I listened to a lot of Sheryl Crow at that point, still do. She has a song on her first CD called I Shall Believe. I prayed this song. I put it on repeat, listening to it over and over. This was before the affair came out and a lot after it came out. The lyrics that hit me were… not everything is gonna be the way you think it ought to be. It seems like every time I try to make it right it all comes down on me. Please say honestly you won’t give up on me and I shall believe. I shall believe. That was my prayer to God to not give up on me while I was such a mess.
So if you can imagine what the revelation was like for Ben it was just as devastating for me. Like he said I had gotten very good at lying. At that point I could lie my way out of just about any situation. I could even turn it around to where he felt like he was the one in the wrong. That wasn’t a very good place to be.
I had been found out. My lying had to end. My lying had to stop. When I sat Ben down on the couch. I also was in shock because, like I said before, my family didn’t deal with stuff. If we did we just swept it under the carpet and pretended it never happened. That was a dynamic that was present for Ben and I as well. If stuff came up we completely avoided it or minimally dealt with it.
But you know what, my rug was standing up about head high. It was full under there. That rug needed to be lifted and shaken out; all that stuff needed to be spread out and dealt with.
Even if I thought he might find out I certainly didn’t expect the type of confrontation we had. I didn’t expect the anger that Ben expressed. I was reeling from the horror of the truth of who I was because all that time I was not only lying to Ben, I was lying to myself as well. The horror of the truth finally hit me. I really am that woman. I really am a woman who is capable of having an affair.

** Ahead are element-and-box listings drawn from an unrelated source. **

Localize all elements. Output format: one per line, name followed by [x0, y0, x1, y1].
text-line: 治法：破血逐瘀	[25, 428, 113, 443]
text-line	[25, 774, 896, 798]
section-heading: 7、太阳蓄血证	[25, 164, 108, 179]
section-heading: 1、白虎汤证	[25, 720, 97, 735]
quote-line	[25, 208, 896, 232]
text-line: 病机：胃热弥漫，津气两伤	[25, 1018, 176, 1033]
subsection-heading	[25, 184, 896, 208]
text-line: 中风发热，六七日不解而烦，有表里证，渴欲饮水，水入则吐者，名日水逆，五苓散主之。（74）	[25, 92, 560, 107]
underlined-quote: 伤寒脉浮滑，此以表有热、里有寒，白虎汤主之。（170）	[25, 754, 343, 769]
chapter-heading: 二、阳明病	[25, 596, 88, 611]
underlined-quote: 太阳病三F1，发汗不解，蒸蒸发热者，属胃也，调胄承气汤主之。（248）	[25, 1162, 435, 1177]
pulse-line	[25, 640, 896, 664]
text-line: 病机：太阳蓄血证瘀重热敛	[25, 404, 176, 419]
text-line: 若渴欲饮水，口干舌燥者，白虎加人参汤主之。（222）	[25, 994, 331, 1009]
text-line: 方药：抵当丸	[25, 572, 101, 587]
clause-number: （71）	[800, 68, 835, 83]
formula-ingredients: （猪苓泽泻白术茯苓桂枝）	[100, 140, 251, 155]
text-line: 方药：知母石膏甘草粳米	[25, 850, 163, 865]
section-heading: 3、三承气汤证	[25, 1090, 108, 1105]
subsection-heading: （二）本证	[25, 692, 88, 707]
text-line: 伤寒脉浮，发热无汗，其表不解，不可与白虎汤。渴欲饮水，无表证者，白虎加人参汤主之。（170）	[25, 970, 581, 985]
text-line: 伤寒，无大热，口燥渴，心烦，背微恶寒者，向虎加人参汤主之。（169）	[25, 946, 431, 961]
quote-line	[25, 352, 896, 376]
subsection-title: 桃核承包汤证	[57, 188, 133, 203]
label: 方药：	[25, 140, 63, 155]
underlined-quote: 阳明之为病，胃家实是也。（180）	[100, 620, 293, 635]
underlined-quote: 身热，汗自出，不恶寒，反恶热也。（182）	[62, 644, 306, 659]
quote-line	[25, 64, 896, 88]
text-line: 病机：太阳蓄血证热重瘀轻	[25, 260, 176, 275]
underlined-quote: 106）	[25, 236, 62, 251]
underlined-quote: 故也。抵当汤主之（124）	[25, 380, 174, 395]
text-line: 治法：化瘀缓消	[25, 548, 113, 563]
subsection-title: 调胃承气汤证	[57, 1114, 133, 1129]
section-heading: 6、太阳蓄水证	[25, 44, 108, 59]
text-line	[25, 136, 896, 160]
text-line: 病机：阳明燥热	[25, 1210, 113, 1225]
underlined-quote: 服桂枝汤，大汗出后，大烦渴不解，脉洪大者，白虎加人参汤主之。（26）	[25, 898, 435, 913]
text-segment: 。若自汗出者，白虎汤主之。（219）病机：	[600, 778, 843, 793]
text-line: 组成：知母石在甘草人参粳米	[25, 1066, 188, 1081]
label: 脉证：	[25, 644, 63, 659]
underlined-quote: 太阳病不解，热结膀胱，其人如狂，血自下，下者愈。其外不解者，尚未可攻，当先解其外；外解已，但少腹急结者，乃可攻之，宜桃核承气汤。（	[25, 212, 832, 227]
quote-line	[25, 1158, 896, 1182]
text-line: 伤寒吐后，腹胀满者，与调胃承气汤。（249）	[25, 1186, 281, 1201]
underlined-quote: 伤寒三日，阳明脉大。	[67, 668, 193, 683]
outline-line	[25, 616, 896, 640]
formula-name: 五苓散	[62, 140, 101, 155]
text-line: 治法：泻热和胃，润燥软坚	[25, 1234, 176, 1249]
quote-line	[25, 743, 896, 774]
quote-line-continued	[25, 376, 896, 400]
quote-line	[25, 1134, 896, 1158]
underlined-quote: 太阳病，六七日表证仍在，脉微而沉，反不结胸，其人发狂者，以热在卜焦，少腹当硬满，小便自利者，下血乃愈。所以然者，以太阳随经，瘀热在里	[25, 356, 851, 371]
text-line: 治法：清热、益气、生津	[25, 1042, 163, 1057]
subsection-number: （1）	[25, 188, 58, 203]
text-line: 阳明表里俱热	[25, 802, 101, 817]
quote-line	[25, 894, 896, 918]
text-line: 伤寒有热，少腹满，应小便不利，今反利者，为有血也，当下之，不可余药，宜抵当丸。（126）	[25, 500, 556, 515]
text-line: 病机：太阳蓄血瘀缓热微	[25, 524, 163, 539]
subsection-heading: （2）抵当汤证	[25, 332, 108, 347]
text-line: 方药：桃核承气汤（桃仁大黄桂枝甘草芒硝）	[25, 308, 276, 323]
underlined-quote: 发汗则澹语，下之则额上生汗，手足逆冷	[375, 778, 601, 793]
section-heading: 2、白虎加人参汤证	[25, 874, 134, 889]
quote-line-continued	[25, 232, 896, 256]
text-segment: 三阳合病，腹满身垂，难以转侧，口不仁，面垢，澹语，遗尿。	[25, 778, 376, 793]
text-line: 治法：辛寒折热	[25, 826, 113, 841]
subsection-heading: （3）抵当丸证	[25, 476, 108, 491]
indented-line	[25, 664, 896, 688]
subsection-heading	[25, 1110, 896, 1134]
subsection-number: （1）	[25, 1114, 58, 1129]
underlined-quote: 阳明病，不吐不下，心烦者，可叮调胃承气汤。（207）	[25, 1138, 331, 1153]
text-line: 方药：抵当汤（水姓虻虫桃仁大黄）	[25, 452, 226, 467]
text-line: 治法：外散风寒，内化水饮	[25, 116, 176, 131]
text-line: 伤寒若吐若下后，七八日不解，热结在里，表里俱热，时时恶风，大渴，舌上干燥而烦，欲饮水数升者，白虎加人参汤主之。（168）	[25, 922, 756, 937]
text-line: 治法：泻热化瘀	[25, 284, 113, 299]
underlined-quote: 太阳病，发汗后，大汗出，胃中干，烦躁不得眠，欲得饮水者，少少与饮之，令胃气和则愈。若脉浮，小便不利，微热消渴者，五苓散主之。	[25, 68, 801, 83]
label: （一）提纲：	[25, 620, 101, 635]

At the same time I felt relief. I don’t have to hide any more. I don’t have to keep this from him, this man that I really do love. I don’t have to keep this from anyone else any more. I can finally get it out in the light. That’s what was important. It was finally out in the light.
That night I am so thankful that we didn’t have anything in our house stronger than Tylenol. I was ready. I did not want to deal with the pain. I did not want to deal with the hurt. I did not want to deal with my emotions. I didn’t want to look at all my failures, my bentness, all these idols I had been worshipping. I didn’t want to look at all that. I felt we’d just be better off if I just ended it.
But all we had was Tylenol and all that will do is just make you really sick.
I worked in a hospital so I knew. I’d seen people take the charcoal to bring everything back up. I didn't want to do that.
So, I lived in the chaos. We lived in the chaos.